Welcome to the first post of our Advent Series. We are proud to feature the work of JenniMarie. She is a photographer with a wanderlust heart, a visual storyteller and wonderful writer. We are big fans of this sweet woman.
Waiting in Hope
I reclined in the dimly lit room, blinded by my tears and hoping for the pain to end. Preferably soon, it would end. But with no way of knowing how long the torture would last, I had to patiently wait and hope for relief. Nay, I hoped for a beautiful relief.
Maybe it’s a hospital bed recovering from emergency surgery. Maybe it’s the desk of a dead-end job. Maybe it’s the tunnel of dark, suffocating depression. Maybe it’s the ache of a broken relationship. My own tale of pain is woven through the years and is markedly different from yours, but I’m sure your story echoes the soul-crushing heartache I have experienced.
In all the darkest hours, though, I am able to trust in the God of the universe who sent His Son into the world to be my redemption, to bring me hope.
“Look at the birds of the air: they neither sow nor reap nor gather into barns, and yet your heavenly Father feeds them. Are you not of more value than they?” (Matthews 6:25)
I hope. I hope despite the imperfections. I hope because of the Ultimate Perfection.
Hope is that feeling of expectation, of trust, of desiring a certain thing to happen. Hope is believing that your expectations will be fulfilled. [source: Oxford English Dictionary Online ] Hope requires faith. Hope requires faith in something bigger, better, bolder. I trust, I hope, I believe that the pain will end (eventually) because I trust in my God, my Saviour.
Ours is a fallen, pain-filled, ugly world. Marred from its original perfection, it’s still filled with beauty (have you seen snow-capped mountains?!) but the inevitable misery is ever present. Watching the news headlines feels hopeless. Scrolling facebook feeds feels hopeless. Walking your own journey feels hopeless.
When I was hospitalized last summer (seven weeks of antibiotics, twenty-six days of hospital beds, three surgeries), I found solace in Psalm 91 and made it my constant companion.

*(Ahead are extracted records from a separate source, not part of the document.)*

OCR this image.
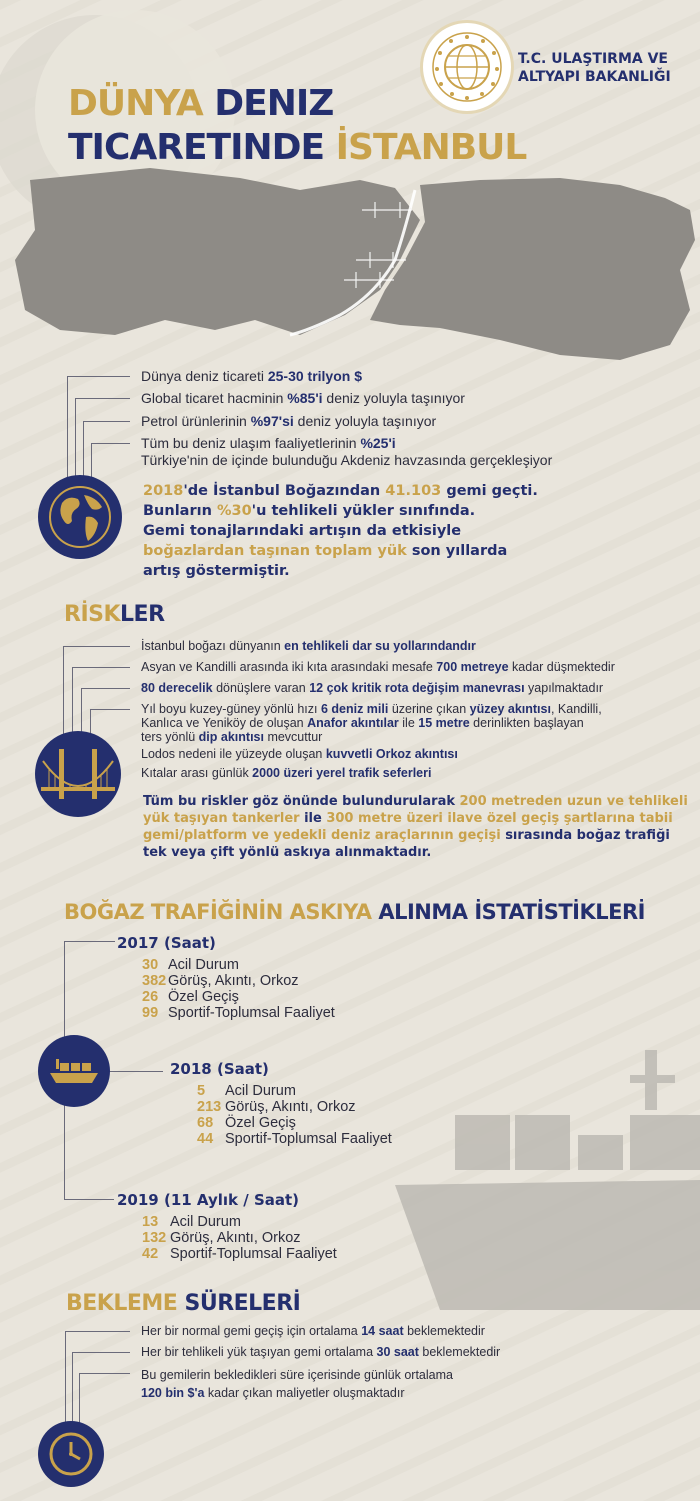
T.C. ULAŞTIRMA VE
ALTYAPI BAKANLIĞI
DÜNYA DENIZ
TICARETINDE İSTANBUL
Dünya deniz ticareti 25-30 trilyon $
Global ticaret hacminin %85'i deniz yoluyla taşınıyor
Petrol ürünlerinin %97'si deniz yoluyla taşınıyor
Tüm bu deniz ulaşım faaliyetlerinin %25'i
Türkiye'nin de içinde bulunduğu Akdeniz havzasında gerçekleşiyor
2018'de İstanbul Boğazından 41.103 gemi geçti.
Bunların %30'u tehlikeli yükler sınıfında.
Gemi tonajlarındaki artışın da etkisiyle
boğazlardan taşınan toplam yük son yıllarda
artış göstermiştir.
RİSKLER
İstanbul boğazı dünyanın en tehlikeli dar su yollarındandır
Asyan ve Kandilli arasında iki kıta arasındaki mesafe 700 metreye kadar düşmektedir
80 derecelik dönüşlere varan 12 çok kritik rota değişim manevrası yapılmaktadır
Yıl boyu kuzey-güney yönlü hızı 6 deniz mili üzerine çıkan yüzey akıntısı, Kandilli,
Kanlıca ve Yeniköy de oluşan Anafor akıntılar ile 15 metre derinlikten başlayan
ters yönlü dip akıntısı mevcuttur
Lodos nedeni ile yüzeyde oluşan kuvvetli Orkoz akıntısı
Kıtalar arası günlük 2000 üzeri yerel trafik seferleri
Tüm bu riskler göz önünde bulundurularak 200 metreden uzun ve tehlikeli
yük taşıyan tankerler ile 300 metre üzeri ilave özel geçiş şartlarına tabii
gemi/platform ve yedekli deniz araçlarının geçişi sırasında boğaz trafiği
tek veya çift yönlü askıya alınmaktadır.
BOĞAZ TRAFİĞİNİN ASKIYA ALINMA İSTATİSTİKLERİ
2017 (Saat)
30 Acil Durum
382 Görüş, Akıntı, Orkoz
26 Özel Geçiş
99 Sportif-Toplumsal Faaliyet
2018 (Saat)
5 Acil Durum
213 Görüş, Akıntı, Orkoz
68 Özel Geçiş
44 Sportif-Toplumsal Faaliyet
2019 (11 Aylık / Saat)
13 Acil Durum
132 Görüş, Akıntı, Orkoz
42 Sportif-Toplumsal Faaliyet
BEKLEME SÜRELERİ
Her bir normal gemi geçiş için ortalama 14 saat beklemektedir
Her bir tehlikeli yük taşıyan gemi ortalama 30 saat beklemektedir
Bu gemilerin bekledikleri süre içerisinde günlük ortalama
120 bin $'a kadar çıkan maliyetler oluşmaktadır
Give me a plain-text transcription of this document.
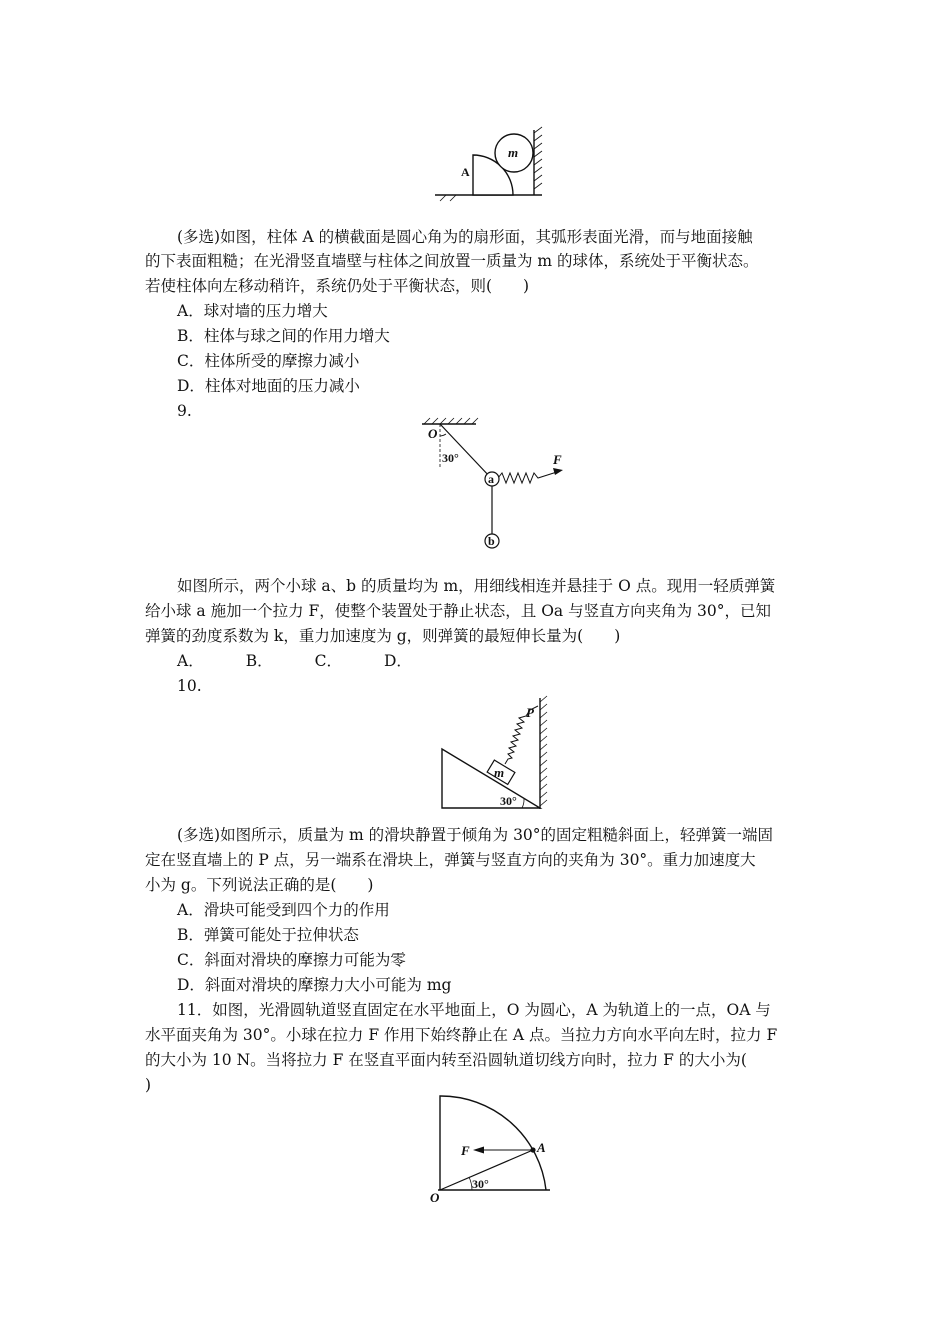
m
A
(多选)如图，柱体 A 的横截面是圆心角为的扇形面，其弧形表面光滑，而与地面接触
的下表面粗糙；在光滑竖直墙壁与柱体之间放置一质量为 m 的球体，系统处于平衡状态。
若使柱体向左移动稍许，系统仍处于平衡状态，则(　　)
A．球对墙的压力增大
B．柱体与球之间的作用力增大
C．柱体所受的摩擦力减小
D．柱体对地面的压力减小
9.
O
30°
a
b
F
如图所示，两个小球 a、b 的质量均为 m，用细线相连并悬挂于 O 点。现用一轻质弹簧
给小球 a 施加一个拉力 F，使整个装置处于静止状态，且 Oa 与竖直方向夹角为 30°，已知
弹簧的劲度系数为 k，重力加速度为 g，则弹簧的最短伸长量为(　　)
A．	B．	C．	D．
10.
m
P
30°
(多选)如图所示，质量为 m 的滑块静置于倾角为 30°的固定粗糙斜面上，轻弹簧一端固
定在竖直墙上的 P 点，另一端系在滑块上，弹簧与竖直方向的夹角为 30°。重力加速度大
小为 g。下列说法正确的是(　　)
A．滑块可能受到四个力的作用
B．弹簧可能处于拉伸状态
C．斜面对滑块的摩擦力可能为零
D．斜面对滑块的摩擦力大小可能为 mg
11．如图，光滑圆轨道竖直固定在水平地面上，O 为圆心，A 为轨道上的一点，OA 与
水平面夹角为 30°。小球在拉力 F 作用下始终静止在 A 点。当拉力方向水平向左时，拉力 F
的大小为 10 N。当将拉力 F 在竖直平面内转至沿圆轨道切线方向时，拉力 F 的大小为(
)
F	A
O
30°
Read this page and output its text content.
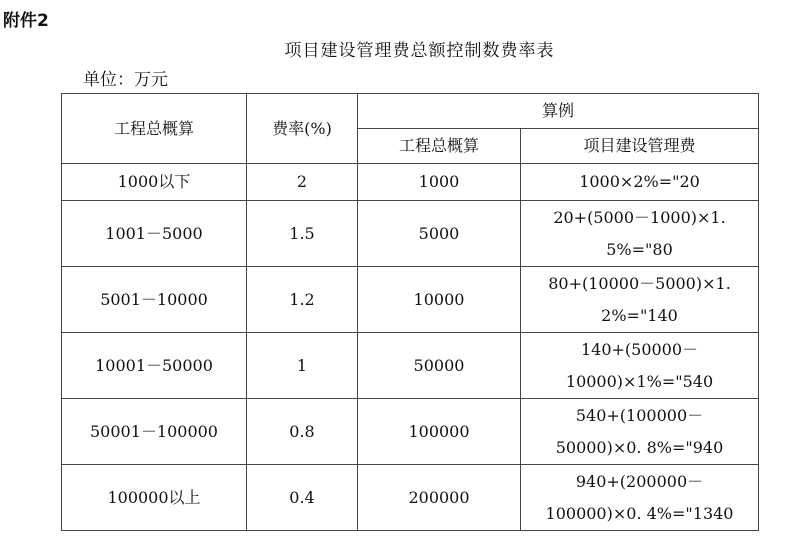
附件2
项目建设管理费总额控制数费率表
单位：万元
工程总概算	费率(%)	算例	
		工程总概算	项目建设管理费
1000以下	2	1000	1000×2%="20
1001－5000	1.5	5000	20+(5000－1000)×1.
5%="80
5001－10000	1.2	10000	80+(10000－5000)×1.
2%="140
10001－50000	1	50000	140+(50000－
10000)×1%="540
50001－100000	0.8	100000	540+(100000－
50000)×0. 8%="940
100000以上	0.4	200000	940+(200000－
100000)×0. 4%="1340
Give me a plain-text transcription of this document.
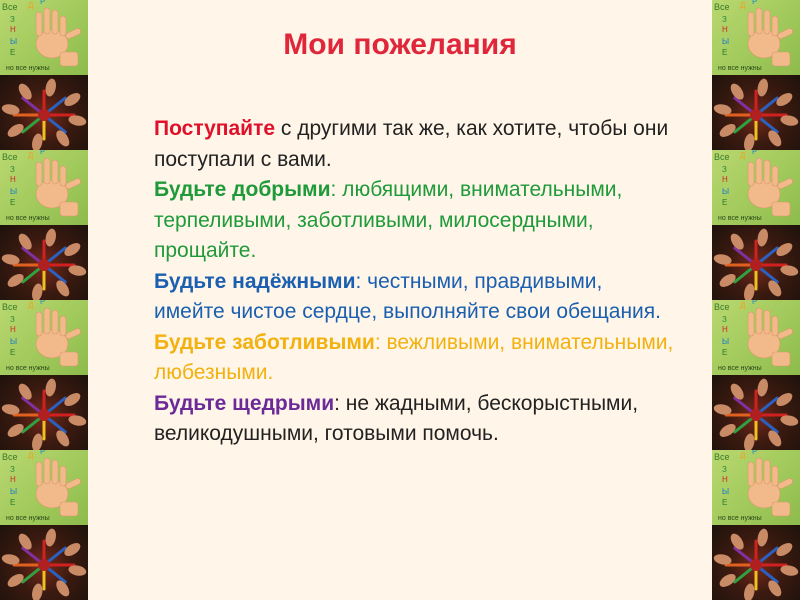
Все Д Р
З
Н
Ы
Е
но все нужны
Все Д Р
З
Н
Ы
Е
но все нужны
Все Д Р
З
Н
Ы
Е
но все нужны
Все Д Р
З
Н
Ы
Е
но все нужны
Все Д Р
З
Н
Ы
Е
но все нужны
Все Д Р
З
Н
Ы
Е
но все нужны
Все Д Р
З
Н
Ы
Е
но все нужны
Все Д Р
З
Н
Ы
Е
но все нужны
Мои пожелания
Поступайте с другими так же, как хотите, чтобы они поступали с вами.
Будьте добрыми: любящими, внимательными, терпеливыми, заботливыми, милосердными, прощайте.
Будьте надёжными: честными, правдивыми, имейте чистое сердце, выполняйте свои обещания.
Будьте заботливыми: вежливыми, внимательными, любезными.
Будьте щедрыми: не жадными, бескорыстными, великодушными, готовыми помочь.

He who dwells in the shelter of the Most High will abide in the shadow of the Almighty. I will say to the Lord, “My refuge and my fortress, my God, in whom I trust.” For he will deliver you from the snare of the fowler and from the deadly pestilence. He will cover you with his pinions, and under his wings you will find refuge; his faithfulness is a shield and buckler. You will not fear the terror of the night, nor the arrow that flies by day, nor the pestilence that stalks in darkness, nor the destruction that wastes at noonday
As I have been reflecting on the trauma that was my summer of hospitalization (appendicitis with some nasty complications that I do not recommend!), I am so thankful for hope. Without knowing how that summer would end, my hope was built on the foundation that the pain of this world is temporal but my hope is ultimately based in eternity. That summer was defined by hope because I knew the outcome – no matter whether it was earthly healing or heavenly healing – was going to be perfect. Trust is only as good as the One I am trusting in, but in Christ I find the only One truly worth trusting.
My hope is built on nothing less
than Jesus’ blood and righteousness;
I dare not trust the sweetest frame,
but wholly lean on Jesus’ name.
On Christ, the solid rock, I stand;
all other ground is sinking sand,
all other ground is sinking sand.
Whether in the darkness of a worrisome hospitalization or in the petty worries of everyday life, my Hope stands firm. No matter what, I can stand confidently on Christ my solid rock.